Tragedy had befallen the family before. In 1973, their 4-year-old son, Michael, 17 months older than Eric, was hit by a car. Malcolm had performed CPR, just as he would three decades later for Eric, while Betty did chest compressions. Despite their efforts, Michael died.

It’s gut-wrenching to think they could have lost another son in such a similar way three decades later. That’s why, to Eric’s parents, the sheer fluke that I had spent that day tracking the deer and happened upon him when I did was more than lifesaving luck. It was the hand of God, one miracle in a series of them that spared them the devastation of losing a second son.

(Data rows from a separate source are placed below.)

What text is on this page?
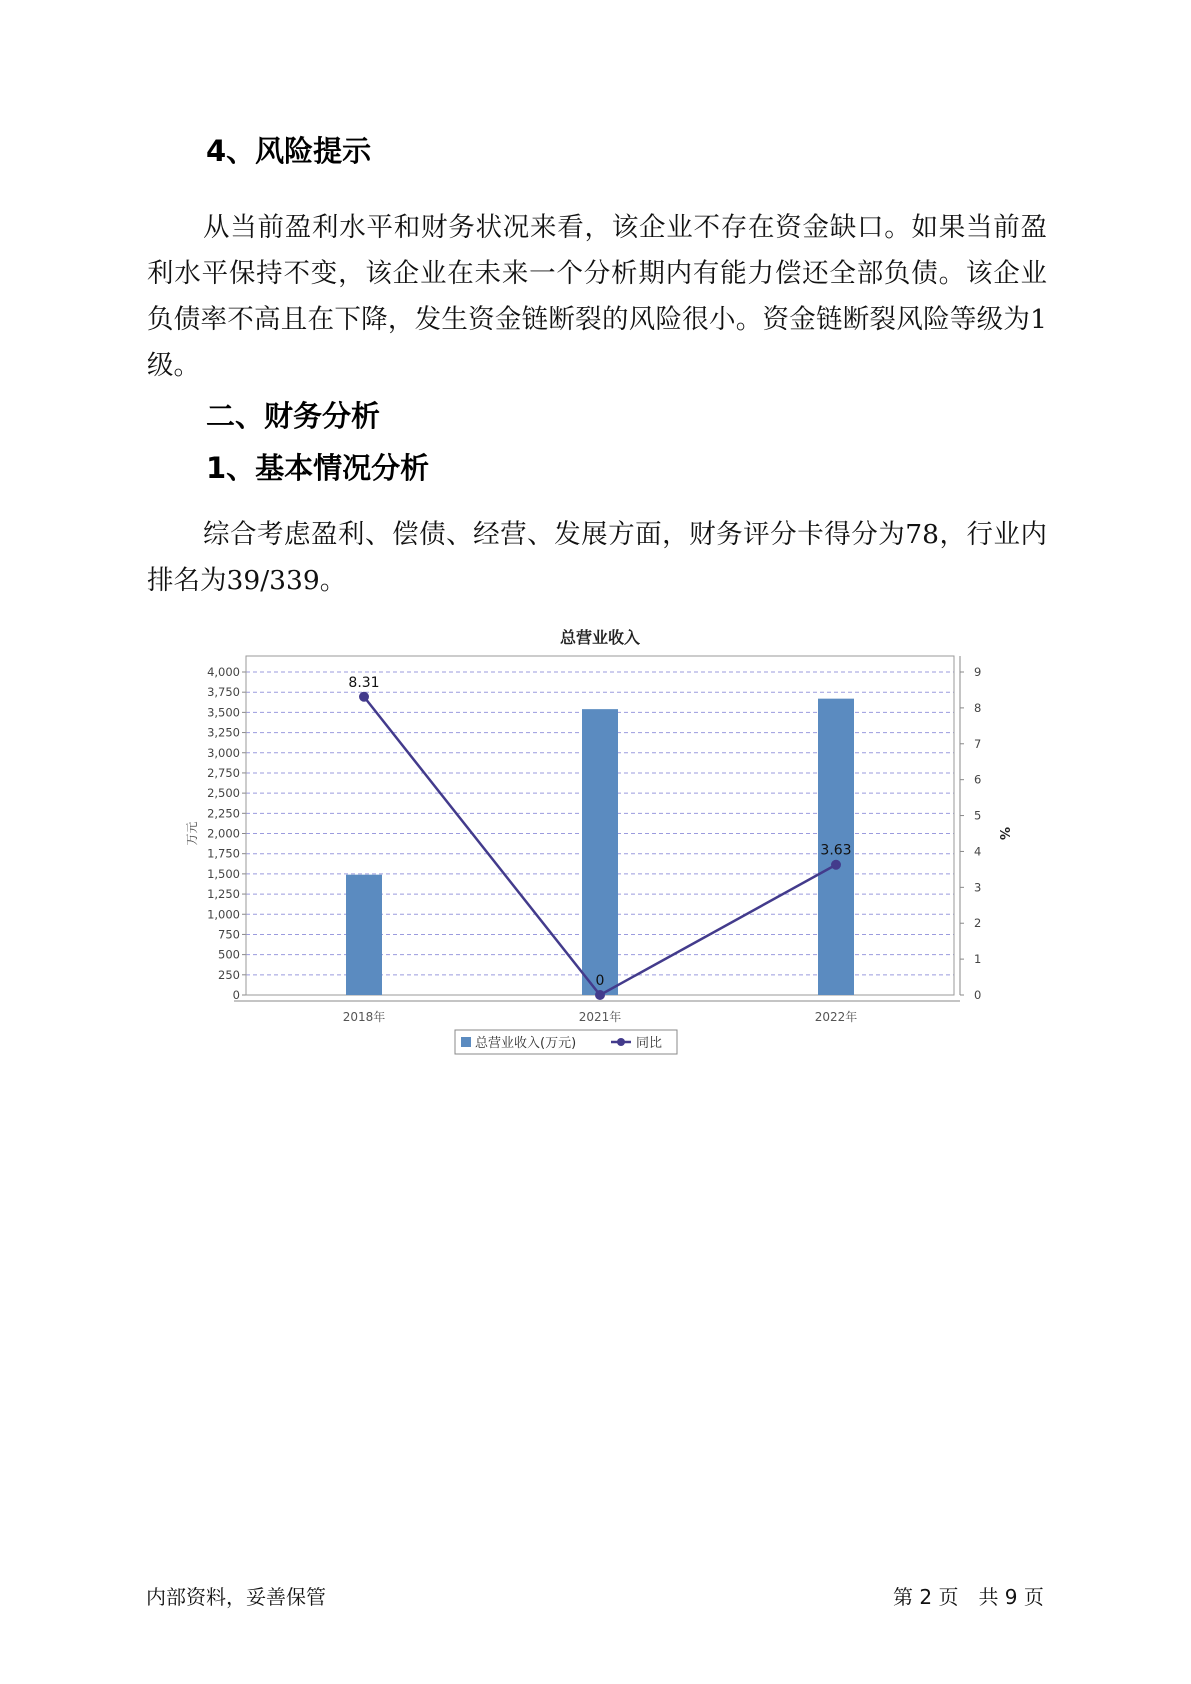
4、风险提示

从当前盈利水平和财务状况来看，该企业不存在资金缺口。如果当前盈利水平保持不变，该企业在未来一个分析期内有能力偿还全部负债。该企业负债率不高且在下降，发生资金链断裂的风险很小。资金链断裂风险等级为1级。

二、财务分析
1、基本情况分析

综合考虑盈利、偿债、经营、发展方面，财务评分卡得分为78，行业内排名为39/339。

总营业收入
0
250
500
750
1,000
1,250
1,500
1,750
2,000
2,250
2,500
2,750
3,000
3,250
3,500
3,750
4,000
0
1
2
3
4
5
6
7
8
9
万元	%
2018年	2021年	2022年
8.31
0
3.63
总营业收入(万元)	同比
内部资料，妥善保管	第 2 页　共 9 页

But for a few terrifying hours, they did not know whether their prayers would be answered. When they arrived at the hospital where Eric had been flown, they were unaware of his condition and feared the worst. They found him talking to his wife, Vicki, as if nothing had happened.

Other than some discomfort in his back, he felt fine. His biggest complaints were about the neck brace and precautionary X-rays that prevented him from going home. The tests showed that Eric’s only injury was a six-inch welt under his shoulder blade.

Near the end, the letter noted the role I felt blessed to play: “The hunter whom the Lord used as Eric’s guardian angel that day: his name is Michael!”


Michael Schuff retired this year after over 45 years as a quality professional in manufacturing. His wife Mollie is fifth generation on the family land where they have resided for 44 years.